Hi,
I have a file like this-
regex
1
2
regex
2
4
5
regex
4
6
8
regex
how do I split each interval to a new file? something like-
file1-
1
2
file2-
2
4
5
file3
4
6
8
.
sed -n '/regex/,/regex/p'
seems to produce just groups 1 3 5 and so on.
How do I do it?
Thanks a lot.:wall:
Hi
awk '/regex/{i++;next}{print > "file"i;}' file
Guru.
#! /bin/bash
c=0
while read x
do
if [ $x == "regex" ]
then
((c++))
else
echo $x >> file_$c
fi
done < inputfile
Thanks guys 
---------- Post updated at 03:02 PM ---------- Previous update was at 02:32 PM ----------
Another small question, cant seem to figure it out,
say for file 1 and file 2 I want to do wc -l file 1 / wc -l file 2, how do I do this automatically..sounds easy, but I cant get it running straight up.

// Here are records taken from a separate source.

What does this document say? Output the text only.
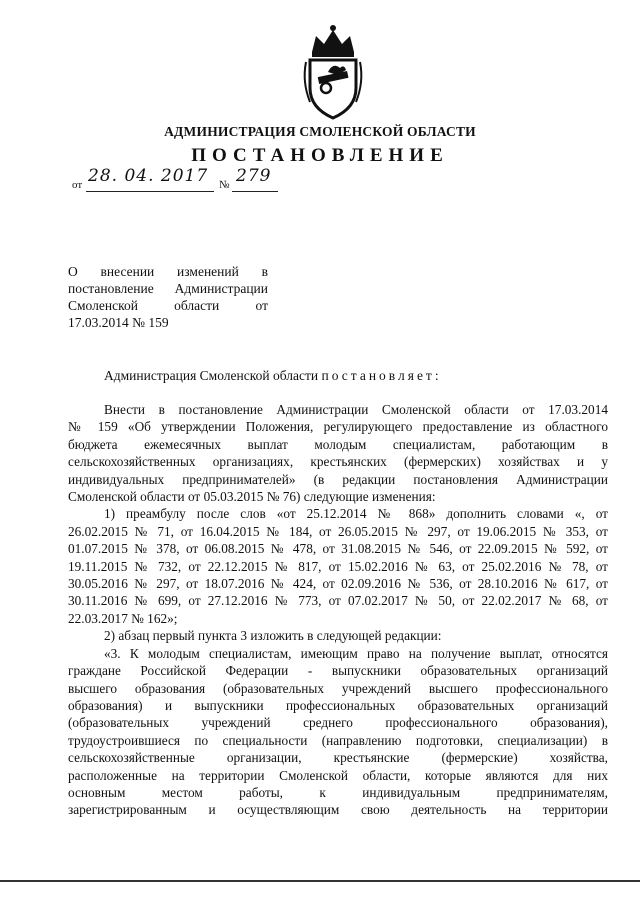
АДМИНИСТРАЦИЯ СМОЛЕНСКОЙ ОБЛАСТИ
ПОСТАНОВЛЕНИЕ
от 28. 04. 2017 № 279
О внесении изменений в
постановление Администрации
Смоленской области от
17.03.2014 № 159
Администрация Смоленской области постановляет:
Внести в постановление Администрации Смоленской области от 17.03.2014
№ 159 «Об утверждении Положения, регулирующего предоставление из областного
бюджета ежемесячных выплат молодым специалистам, работающим в
сельскохозяйственных организациях, крестьянских (фермерских) хозяйствах и у
индивидуальных предпринимателей» (в редакции постановления Администрации
Смоленской области от 05.03.2015 № 76) следующие изменения:
1) преамбулу после слов «от 25.12.2014 № 868» дополнить словами «, от
26.02.2015 № 71, от 16.04.2015 № 184, от 26.05.2015 № 297, от 19.06.2015 № 353, от
01.07.2015 № 378, от 06.08.2015 № 478, от 31.08.2015 № 546, от 22.09.2015 № 592, от
19.11.2015 № 732, от 22.12.2015 № 817, от 15.02.2016 № 63, от 25.02.2016 № 78, от
30.05.2016 № 297, от 18.07.2016 № 424, от 02.09.2016 № 536, от 28.10.2016 № 617, от
30.11.2016 № 699, от 27.12.2016 № 773, от 07.02.2017 № 50, от 22.02.2017 № 68, от
22.03.2017 № 162»;
2) абзац первый пункта 3 изложить в следующей редакции:
«3. К молодым специалистам, имеющим право на получение выплат, относятся
граждане Российской Федерации - выпускники образовательных организаций
высшего образования (образовательных учреждений высшего профессионального
образования) и выпускники профессиональных образовательных организаций
(образовательных учреждений среднего профессионального образования),
трудоустроившиеся по специальности (направлению подготовки, специализации) в
сельскохозяйственные организации, крестьянские (фермерские) хозяйства,
расположенные на территории Смоленской области, которые являются для них
основным местом работы, к индивидуальным предпринимателям,
зарегистрированным и осуществляющим свою деятельность на территории
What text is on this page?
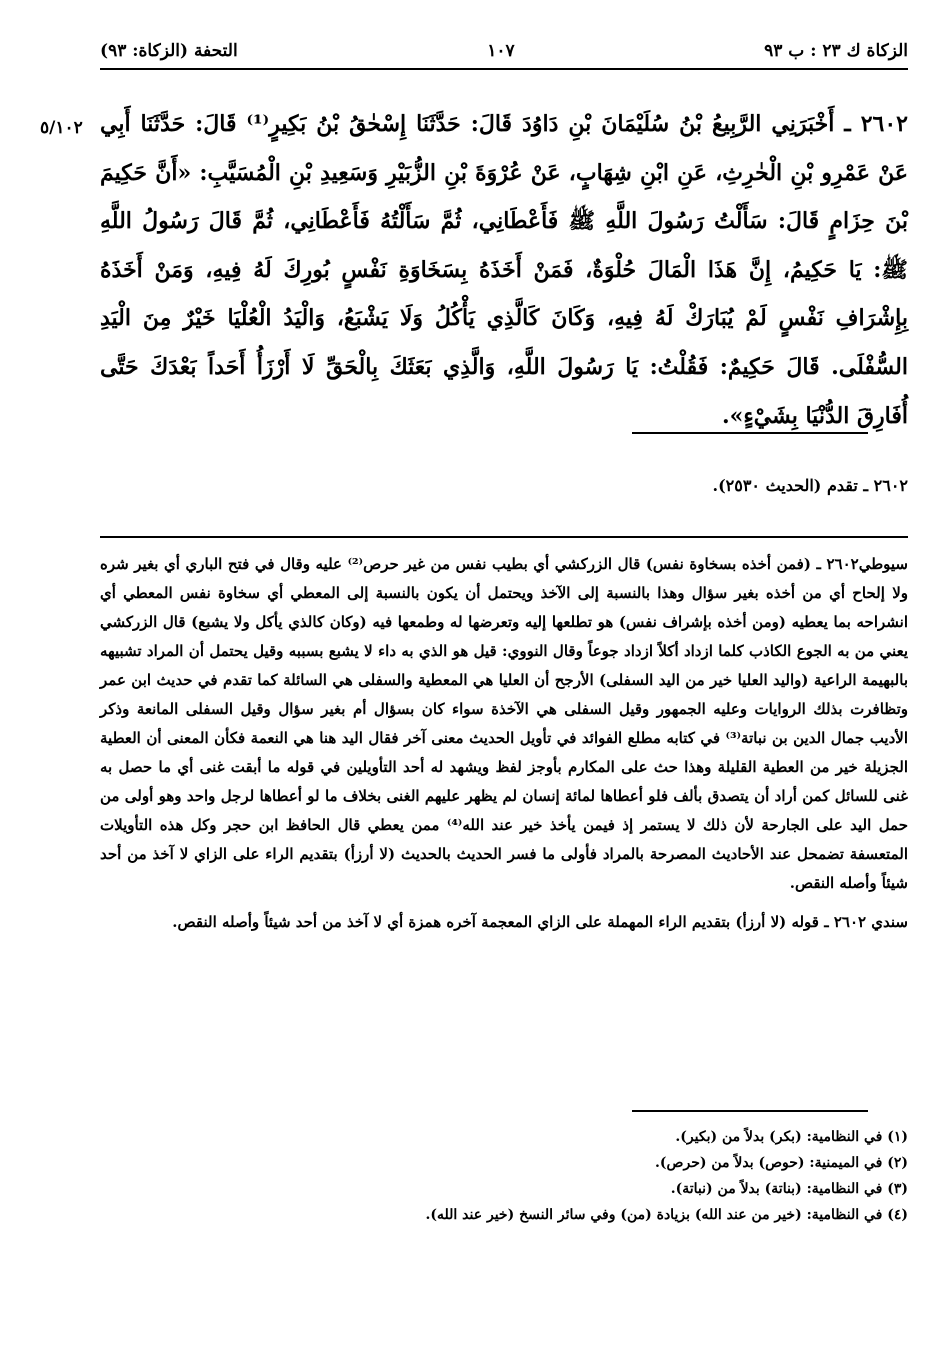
الزكاة ك ٢٣ : ب ٩٣
١٠٧
التحفة (الزكاة: ٩٣)
٥/١٠٢ ٢٦٠٢ ـ أَخْبَرَنِي الرَّبِيعُ بْنُ سُلَيْمَانَ بْنِ دَاوُدَ قَالَ: حَدَّثَنَا إِسْحٰقُ بْنُ بَكِيرٍ⁽¹⁾ قَالَ: حَدَّثَنَا أَبِي عَنْ عَمْرِو بْنِ الْحٰرِثِ، عَنِ ابْنِ شِهَابٍ، عَنْ عُرْوَةَ بْنِ الزُّبَيْرِ وَسَعِيدِ بْنِ الْمُسَيَّبِ: «أَنَّ حَكِيمَ بْنَ حِزَامٍ قَالَ: سَأَلْتُ رَسُولَ اللَّهِ ﷺ فَأَعْطَانِي، ثُمَّ سَأَلْتُهُ فَأَعْطَانِي، ثُمَّ قَالَ رَسُولُ اللَّهِ ﷺ: يَا حَكِيمُ، إِنَّ هَذَا الْمَالَ حُلْوَةٌ، فَمَنْ أَخَذَهُ بِسَخَاوَةِ نَفْسٍ بُورِكَ لَهُ فِيهِ، وَمَنْ أَخَذَهُ بِإِشْرَافِ نَفْسٍ لَمْ يُبَارَكْ لَهُ فِيهِ، وَكَانَ كَالَّذِي يَأْكُلُ وَلَا يَشْبَعُ، وَالْيَدُ الْعُلْيَا خَيْرٌ مِنَ الْيَدِ السُّفْلَى. قَالَ حَكِيمٌ: فَقُلْتُ: يَا رَسُولَ اللَّهِ، وَالَّذِي بَعَثَكَ بِالْحَقِّ لَا أَرْزَأُ أَحَداً بَعْدَكَ حَتَّى أُفَارِقَ الدُّنْيَا بِشَيْءٍ».
٢٦٠٢ ـ تقدم (الحديث ٢٥٣٠).

سيوطي٢٦٠٢ ـ (فمن أخذه بسخاوة نفس) قال الزركشي أي بطيب نفس من غير حرص⁽²⁾ عليه وقال في فتح الباري أي بغير شره ولا إلحاح أي من أخذه بغير سؤال وهذا بالنسبة إلى الآخذ ويحتمل أن يكون بالنسبة إلى المعطي أي سخاوة نفس المعطي أي انشراحه بما يعطيه (ومن أخذه بإشراف نفس) هو تطلعها إليه وتعرضها له وطمعها فيه (وكان كالذي يأكل ولا يشبع) قال الزركشي يعني من به الجوع الكاذب كلما ازداد أكلاً ازداد جوعاً وقال النووي: قيل هو الذي به داء لا يشبع بسببه وقيل يحتمل أن المراد تشبيهه بالبهيمة الراعية (واليد العليا خير من اليد السفلى) الأرجح أن العليا هي المعطية والسفلى هي السائلة كما تقدم في حديث ابن عمر وتظافرت بذلك الروايات وعليه الجمهور وقيل السفلى هي الآخذة سواء كان بسؤال أم بغير سؤال وقيل السفلى المانعة وذكر الأديب جمال الدين بن نباتة⁽³⁾ في كتابه مطلع الفوائد في تأويل الحديث معنى آخر فقال اليد هنا هي النعمة فكأن المعنى أن العطية الجزيلة خير من العطية القليلة وهذا حث على المكارم بأوجز لفظ ويشهد له أحد التأويلين في قوله ما أبقت غنى أي ما حصل به غنى للسائل كمن أراد أن يتصدق بألف فلو أعطاها لمائة إنسان لم يظهر عليهم الغنى بخلاف ما لو أعطاها لرجل واحد وهو أولى من حمل اليد على الجارحة لأن ذلك لا يستمر إذ فيمن يأخذ خير عند الله⁽⁴⁾ ممن يعطي قال الحافظ ابن حجر وكل هذه التأويلات المتعسفة تضمحل عند الأحاديث المصرحة بالمراد فأولى ما فسر الحديث بالحديث (لا أرزأ) بتقديم الراء على الزاي لا آخذ من أحد شيئاً وأصله النقص.

سندي ٢٦٠٢ ـ قوله (لا أرزأ) بتقديم الراء المهملة على الزاي المعجمة آخره همزة أي لا آخذ من أحد شيئاً وأصله النقص.

(١) في النظامية: (بكر) بدلاً من (بكير).
(٢) في الميمنية: (حوص) بدلاً من (حرص).
(٣) في النظامية: (بناتة) بدلاً من (نباتة).
(٤) في النظامية: (خير من عند الله) بزيادة (من) وفي سائر النسخ (خير عند الله).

# printf "%d",$(echo "scale=3 ; `wc -l <file1` / `wc -l <file2`"|bc)|sed 's/\.//;s/$/&\n/'
Thanks ygemici, but for two files of length 56 and 2 it returns a result 0,28000.
If possible could you explain the sed portion of this script and also give ideas on how to do
((wc -l file 1)/(wc -l file1 + wc -l file2))*100
ok i think like that length of file2 is bigger than file1
# printf "%d",$(echo "scale=3 ; 2 / 56"|bc)|sed 's/\.//;s/$/&\n/'
0,035
actually sed portion is not important, it is only remove the `[.]` and append newline to end of output..
best way is that 
# awk 'NR==FNR{x=NR}END{print x / FNR}' file1 file2
regards
ygemici
Thanks ygemici perfect
What about
((wc -l file 1)/(wc -l file1 + wc -l file2))*100
I think your solutions are for
wc -l file 1 / wc -l file 2